The right triangle in the diagram shows us that $\sin(\theta) = 3/5$ and $\cos(\theta)=4/5\text{,}$ so $\tan(\theta/2) = 1/3\text{.}$ This means that any point $re^{i\theta/2}$ lives on the line through the origin having slope 1/3, and can be described by $k(3+i)$ for some scalar $k\text{.}$ Since $\sqrt{8+6i}$ has this form, it follows that $\sqrt{8+6i} = k(3+i)$ for some $k\text{.}$ Since $|\sqrt{8+6i}| = \sqrt{10}\text{,}$ it follows that $|k(3+i)| = \sqrt{10}\text{,}$ so $k = \pm 1\text{.}$ In other words, $\sqrt{8+6i} = \pm (3+i)\text{.}$

Now let's return to the solution of the original quadratic equation in this example:

\begin{align*} z \amp = \frac{3+3i\pm \sqrt{8+6i}}{2}\\ z \amp = \frac{3+3i\pm (3+i)}{2}\text{.} \end{align*}

Thus, $z = 3+2i$ or $z = i\text{.}$

###### Example2.4.5.Circle equations.

If we let $z = x + yi$ and $z_0 = h + ki\text{,}$ then the complex equation

\begin{gather*} |z - z_0| = r \tag{equation of a circle} \end{gather*}

describes the circle in the plane centered at $z_0$ with radius $r> 0\text{.}$

To see this, note that

\begin{align*} |z - z_0| \amp = |(x-h)+(y-k)i|\\ \amp =\sqrt{(x-h)^2 + (y-k)^2}\text{.} \end{align*}

So $|z - z_0| = r$ is equivalent to the equation $(x-h)^2 + (y-k)^2 = r^2$ of the circle centered at $z_0$ with radius $r\text{.}$

For instance, $|z - 3-2i| = 3$ describes the set of all points that are 3 units away from $3+2i\text{.}$ All such $z$ form a circle of radius 3 in the plane, centered at the point $(3,2)\text{.}$

###### Example2.4.6.Complex expressions as regions.

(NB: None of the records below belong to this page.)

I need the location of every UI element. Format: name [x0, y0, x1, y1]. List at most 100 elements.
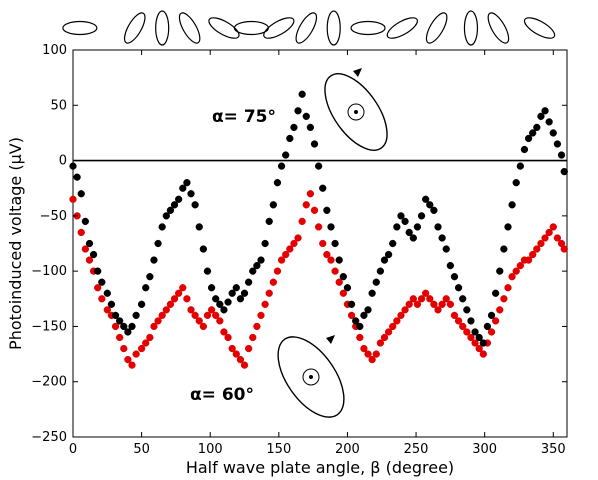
data-point: [128, 361, 136, 369]
data-point: [479, 350, 487, 358]
polarization-ellipse-icon: [233, 20, 269, 36]
data-point: [195, 317, 203, 325]
data-point: [273, 179, 282, 187]
data-point: [516, 162, 524, 170]
data-point: [216, 317, 224, 325]
data-point: [360, 311, 368, 320]
data-point: [294, 107, 302, 115]
data-point: [397, 311, 405, 320]
data-point: [422, 289, 430, 297]
data-point: [277, 256, 286, 264]
y-tick-label: −50: [40, 209, 67, 224]
data-point: [545, 228, 553, 237]
data-point: [487, 311, 496, 320]
data-point: [413, 223, 422, 231]
data-point: [240, 289, 249, 297]
data-point: [368, 289, 376, 297]
data-point: [442, 245, 450, 253]
data-point: [467, 333, 475, 342]
data-point: [516, 261, 524, 270]
data-point: [302, 201, 310, 209]
data-point: [224, 333, 232, 342]
data-point: [380, 256, 389, 264]
polarization-icons: [62, 10, 556, 46]
x-tick-label: 0: [69, 442, 77, 457]
data-point: [175, 195, 183, 203]
data-point: [244, 278, 253, 286]
data-point: [545, 118, 553, 126]
data-point: [94, 284, 102, 292]
data-point: [137, 344, 146, 353]
y-tick-label: −250: [31, 430, 67, 445]
annotation-alpha-60: α= 60°: [190, 385, 254, 405]
data-point: [471, 328, 479, 336]
data-point: [124, 355, 132, 364]
data-point: [187, 306, 195, 314]
data-point: [430, 206, 438, 214]
data-point: [323, 206, 331, 214]
y-tick-label: −150: [31, 319, 67, 334]
data-point: [203, 267, 212, 275]
data-point: [479, 339, 487, 347]
x-tick-label: 250: [404, 442, 429, 457]
ellipse-outline: [523, 17, 556, 39]
data-point: [116, 317, 124, 325]
data-point: [146, 273, 154, 281]
data-point: [356, 333, 364, 342]
data-point: [220, 306, 228, 314]
data-point: [249, 333, 257, 342]
polarization-ellipse-icon: [463, 10, 479, 46]
data-point: [327, 223, 335, 231]
data-point: [142, 339, 150, 347]
data-point: [491, 289, 500, 297]
data-point: [224, 298, 232, 306]
y-axis-title: Photoinduced voltage (μV): [6, 137, 25, 350]
data-point: [154, 239, 162, 248]
data-point: [232, 284, 240, 292]
data-point: [162, 212, 170, 220]
data-point: [183, 179, 191, 187]
data-point: [166, 300, 175, 308]
data-point: [298, 90, 306, 98]
data-point: [413, 300, 422, 308]
ellipse-outline: [386, 17, 419, 39]
data-point: [199, 322, 208, 331]
plot-area-frame: [72, 49, 568, 438]
data-point: [128, 322, 136, 331]
data-point: [430, 300, 438, 308]
ellipse-outline: [295, 12, 318, 44]
annotations: α= 75° α= 60°: [190, 68, 388, 418]
data-point: [314, 162, 323, 170]
data-point: [549, 223, 557, 231]
data-point: [207, 284, 216, 292]
data-point: [553, 140, 562, 148]
data-point: [170, 201, 179, 209]
data-point: [471, 339, 479, 347]
data-point: [111, 311, 120, 320]
y-tick-label: −100: [31, 264, 67, 279]
data-point: [376, 267, 385, 275]
data-point: [146, 333, 154, 342]
data-point: [541, 234, 549, 242]
data-point: [77, 190, 85, 198]
data-point: [124, 328, 132, 336]
data-point: [81, 217, 89, 226]
data-point: [69, 162, 77, 170]
data-point: [212, 295, 220, 303]
data-point: [150, 256, 158, 264]
data-point: [450, 311, 459, 320]
data-point: [236, 295, 245, 303]
data-point: [459, 322, 467, 331]
polarization-ellipse-icon: [350, 20, 386, 36]
data-point: [364, 350, 372, 358]
inset-ellipse: [277, 336, 345, 418]
data-point: [331, 267, 339, 275]
data-point: [397, 212, 405, 220]
data-point: [294, 234, 302, 242]
data-point: [228, 289, 236, 297]
data-point: [508, 273, 516, 281]
data-point: [187, 190, 195, 198]
data-point: [290, 239, 298, 248]
data-point: [154, 317, 162, 325]
data-point: [212, 311, 220, 320]
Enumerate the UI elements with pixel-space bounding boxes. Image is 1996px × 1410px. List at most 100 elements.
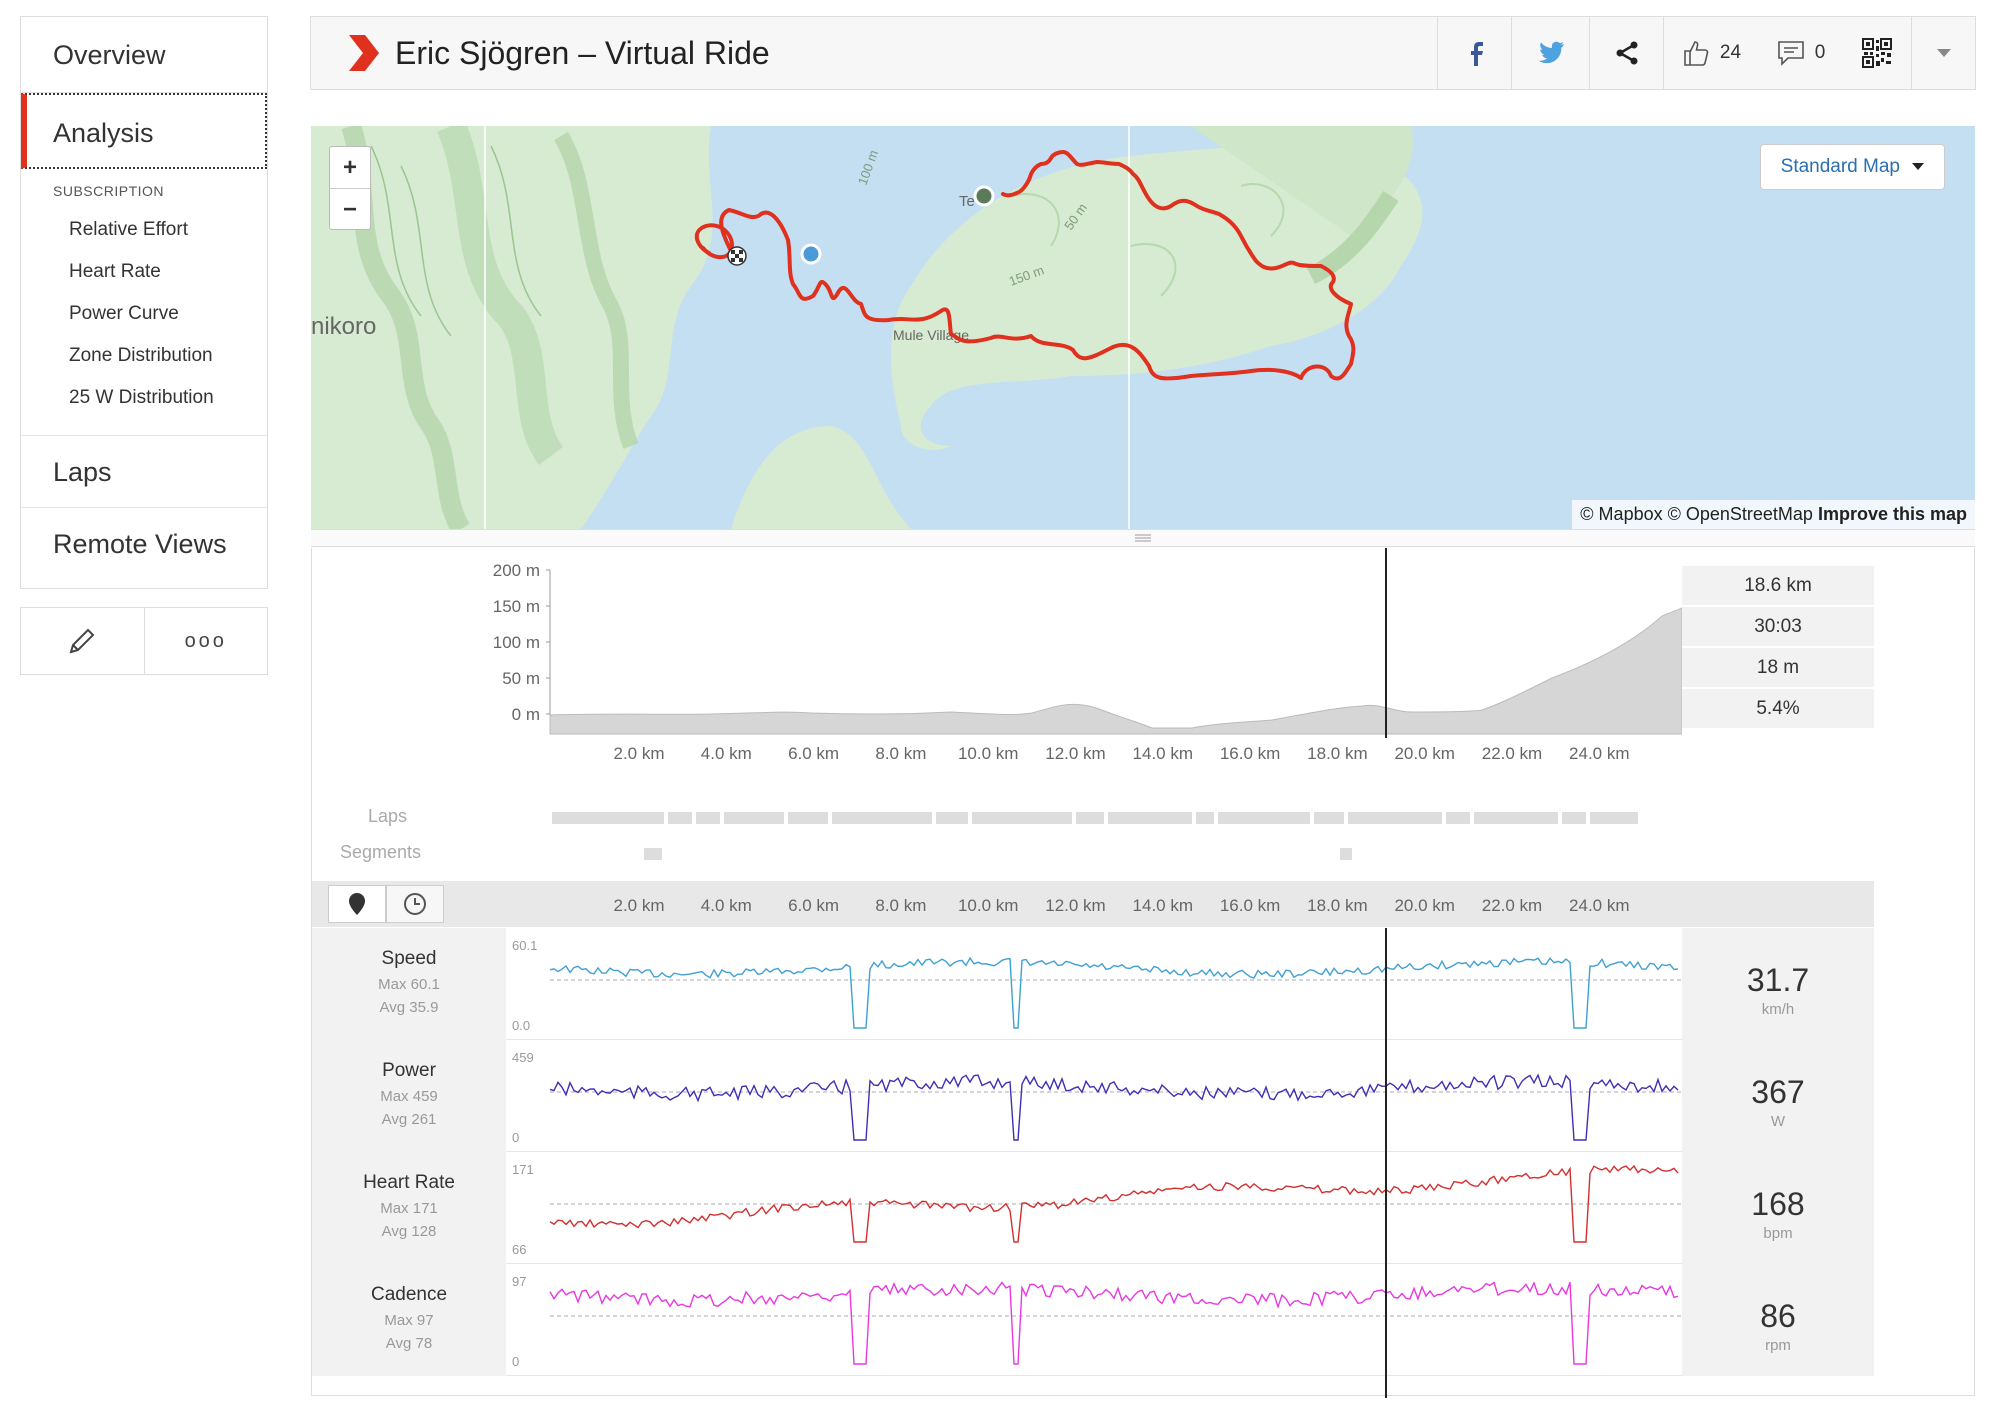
edit-button[interactable] [21,608,145,674]
map-pin-icon [349,893,365,915]
subscription-title: SUBSCRIPTION [53,183,165,199]
analysis-panel: 200 m 150 m 100 m 50 m 0 m 2.0 km 4.0 km 6.0 k… [311,548,1975,1398]
elevation-y-tick: 100 m [493,633,540,652]
stream-min-tick: 0.0 [512,1018,530,1033]
cursor-line [1385,928,1387,1398]
stream-max-tick: 171 [512,1162,534,1177]
stream-name: Cadence [370,1284,448,1305]
share-button[interactable] [1589,17,1663,89]
twitter-share-button[interactable] [1511,17,1589,89]
elevation-chart[interactable]: 200 m 150 m 100 m 50 m 0 m 2.0 km 4.0 km 6.0 k… [312,548,1682,768]
segment-marker[interactable] [1340,848,1352,860]
twitter-icon [1538,41,1564,64]
actions-dropdown-button[interactable] [1911,17,1975,89]
stream-value: 168 bpm [1682,1152,1874,1264]
distance-stat: 18.6 km [1682,566,1874,606]
stream-current-value: 367 [1751,1074,1805,1110]
distance-mode-button[interactable] [328,885,386,923]
stream-max-tick: 97 [512,1274,526,1289]
lap-bar[interactable] [788,812,828,824]
stream-row[interactable]: Heart Rate Max 171 Avg 128 168 bpm 171 66 [312,1152,1874,1264]
stream-line [549,1073,1679,1141]
improve-map-link[interactable]: Improve this map [1817,504,1967,524]
sidebar-item-remote-views[interactable]: Remote Views [53,529,227,559]
stream-unit: bpm [1763,1225,1793,1242]
sport-chevron-icon [349,35,379,71]
zoom-out-button[interactable]: − [342,196,357,223]
sidebar-item-heart-rate[interactable]: Heart Rate [69,261,161,282]
elevation-x-tick: 6.0 km [788,744,839,763]
elevation-x-tick: 18.0 km [1307,744,1367,763]
stream-x-tick: 22.0 km [1482,896,1542,915]
stream-x-tick: 20.0 km [1394,896,1454,915]
more-icon: ooo [184,629,227,652]
route-map[interactable]: 100 m 150 m 50 m nikoro Te u Mule Villag… [311,126,1975,529]
elevation-y-tick: 50 m [502,669,540,688]
stream-x-tick: 16.0 km [1220,896,1280,915]
lap-bar[interactable] [1196,812,1214,824]
time-mode-button[interactable] [386,885,444,923]
lap-bar[interactable] [936,812,968,824]
map-zoom-control: + − [329,146,371,230]
sidebar-item-analysis[interactable]: Analysis [21,93,267,169]
comments-button[interactable]: 0 [1759,17,1843,89]
lap-bar[interactable] [1446,812,1470,824]
map-style-label: Standard Map [1780,156,1900,177]
lap-bar[interactable] [1076,812,1104,824]
stream-line [549,1281,1679,1365]
kudos-button[interactable]: 24 [1663,17,1759,89]
stream-min-tick: 0 [512,1354,519,1369]
elevation-x-tick: 14.0 km [1133,744,1193,763]
lap-bar[interactable] [552,812,664,824]
sidebar-item-power-curve[interactable]: Power Curve [69,303,179,324]
lap-bar[interactable] [972,812,1072,824]
lap-bar[interactable] [1348,812,1442,824]
lap-bar[interactable] [724,812,784,824]
stream-row[interactable]: Power Max 459 Avg 261 367 W 459 0 [312,1040,1874,1152]
stream-x-tick: 4.0 km [701,896,752,915]
stream-label: Heart Rate Max 171 Avg 128 [312,1152,506,1264]
sidebar-item-overview[interactable]: Overview [21,17,267,93]
lap-bar[interactable] [1314,812,1344,824]
sidebar-tools: ooo [20,607,268,675]
sidebar-item-laps[interactable]: Laps [21,436,267,508]
more-actions-button[interactable]: ooo [145,608,268,674]
comments-count: 0 [1814,42,1826,63]
stream-row[interactable]: Speed Max 60.1 Avg 35.9 31.7 km/h 60.1 0.… [312,928,1874,1040]
current-position-marker [800,243,822,265]
stream-name: Speed [381,948,437,969]
stream-line [549,1164,1679,1243]
stream-value: 367 W [1682,1040,1874,1152]
lap-bar[interactable] [1474,812,1558,824]
stream-label: Power Max 459 Avg 261 [312,1040,506,1152]
stream-graph: 459 0 [512,1050,1682,1145]
lap-bar[interactable] [1218,812,1310,824]
stream-current-value: 86 [1760,1298,1796,1334]
sidebar-item-25w-distribution[interactable]: 25 W Distribution [69,387,214,408]
qr-code-button[interactable] [1843,17,1911,89]
sidebar-item-zone-distribution[interactable]: Zone Distribution [69,345,213,366]
lap-bar[interactable] [668,812,692,824]
lap-bar[interactable] [696,812,720,824]
place-label: nikoro [311,313,376,340]
stream-x-tick: 18.0 km [1307,896,1367,915]
map-style-select[interactable]: Standard Map [1759,144,1945,190]
streams-toolbar: 2.0 km 4.0 km 6.0 km 8.0 km 10.0 km 12.0 km 14… [312,881,1874,927]
sidebar-item-relative-effort[interactable]: Relative Effort [69,219,188,240]
elevation-x-tick: 12.0 km [1045,744,1105,763]
elevation-x-tick: 4.0 km [701,744,752,763]
segments-row-label: Segments [340,842,422,862]
segment-marker[interactable] [644,848,662,860]
map-resize-handle[interactable] [311,529,1975,547]
facebook-share-button[interactable] [1437,17,1511,89]
stream-avg: Avg 35.9 [379,999,439,1016]
stream-row[interactable]: Cadence Max 97 Avg 78 86 rpm 97 0 [312,1264,1874,1376]
lap-bar[interactable] [1108,812,1192,824]
drag-handle-icon [1135,534,1151,542]
attribution-text[interactable]: © Mapbox © OpenStreetMap [1580,504,1813,524]
lap-bar[interactable] [832,812,932,824]
lap-bar[interactable] [1562,812,1586,824]
zoom-in-button[interactable]: + [330,147,370,189]
lap-bar[interactable] [1590,812,1638,824]
stream-label: Cadence Max 97 Avg 78 [312,1264,506,1376]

Describe each complex expression below as a region in the plane.

1. $|1/z| \gt 2\text{.}$

Taking the reciprocal of both sides, we have $|z| \lt 1/2\text{,}$ which is the interior of the circle centered at 0 with radius $1/2\text{.}$

2. Im$(z)\lt$ Re$(z)\text{.}$

Set $z = x + yi$ in which case the inequality becomes $y \lt x\text{.}$ This inequality describes all points in the plane under the line $y = x\text{,}$ as pictured below.

3. Im$(z) = |z|\text{.}$

Setting $z = x + yi\text{,}$ this equation is equivalent to $y = \sqrt{y^2 + x^2}\text{.}$ Squaring both sides we obtain $0 = x^2\text{,}$ so that $x = 0\text{.}$ It follows that $y = \sqrt{y^2} = |y|$ so the equation describes the points $(0,y)$ with $y \geq 0\text{.}$ These points determine a ray on the positive imaginary axis.

Moving forward, lines and circles will be especially important objects for us, so we end the section with a summary of their descriptions in the complex plane.

###### Lines and circles in $\mathbb{C}$.

Lines and circles in the plane can be expressed with a complex variable $z = x + yi\text{.}$

• The line $ax + by + d = 0$ in the plane can be represented by the equation

\begin{equation*} \alpha z + \overline{\alpha z} + d = 0 \end{equation*}

where $\alpha = \frac{1}{2}(a - bi)$ is a complex constant and $d$ is a real number.

• The circle in the plane centered at $z_0$ with radius $r \gt 0$ can be represented by the equation

\begin{equation*} |z - z_0| = r\text{.} \end{equation*}

### ExercisesExercises

###### 1.

Use a complex variable to describe the equation of the line $y = mx + b\text{.}$ Assume $m \neq 0\text{.}$ In particular, show that this line is described by the equation

\begin{equation*} (m+i)z + (m-i)\overline{z} + 2b = 0\text{.} \end{equation*}
###### 2.

In each case, sketch the set of complex numbers $z$ satisfying the given condition.

1. $|z + i| = 3\text{.}$
2. $|z+i|=|z-i|\text{.}$
3. Re$(z) = 1\text{.}$
4. $|z/10 + 1 - i| \lt 5\text{.}$
5. Im$(z) >$ Re$(z)\text{.}$
6. Re$(z) = | z - 2 |\text{.}$
Hint

It may be helpful to set $z = x + yi$ and rewrite the expression in terms of $x$ and $y\text{.}$

###### 3.

Suppose $u, v, w$ are three complex numbers not all on the same line. Prove that any point $z$ in $\mathbb{C}$ is uniquely determined by its distances from these three points.

Hint

Suppose $\beta$ and $\gamma$ are complex numbers such that $|u - \beta| = |u - \gamma|\text{,}$ $|v - \beta| = |v - \gamma|$ and $|w - \beta| = |w - \gamma|\text{.}$ Argue that $\beta$ and $\gamma$ must in fact be equal complex numbers.

###### 4.

Find all solutions to the quadratic equation $z^2 + iz - (2+6i) = 0.$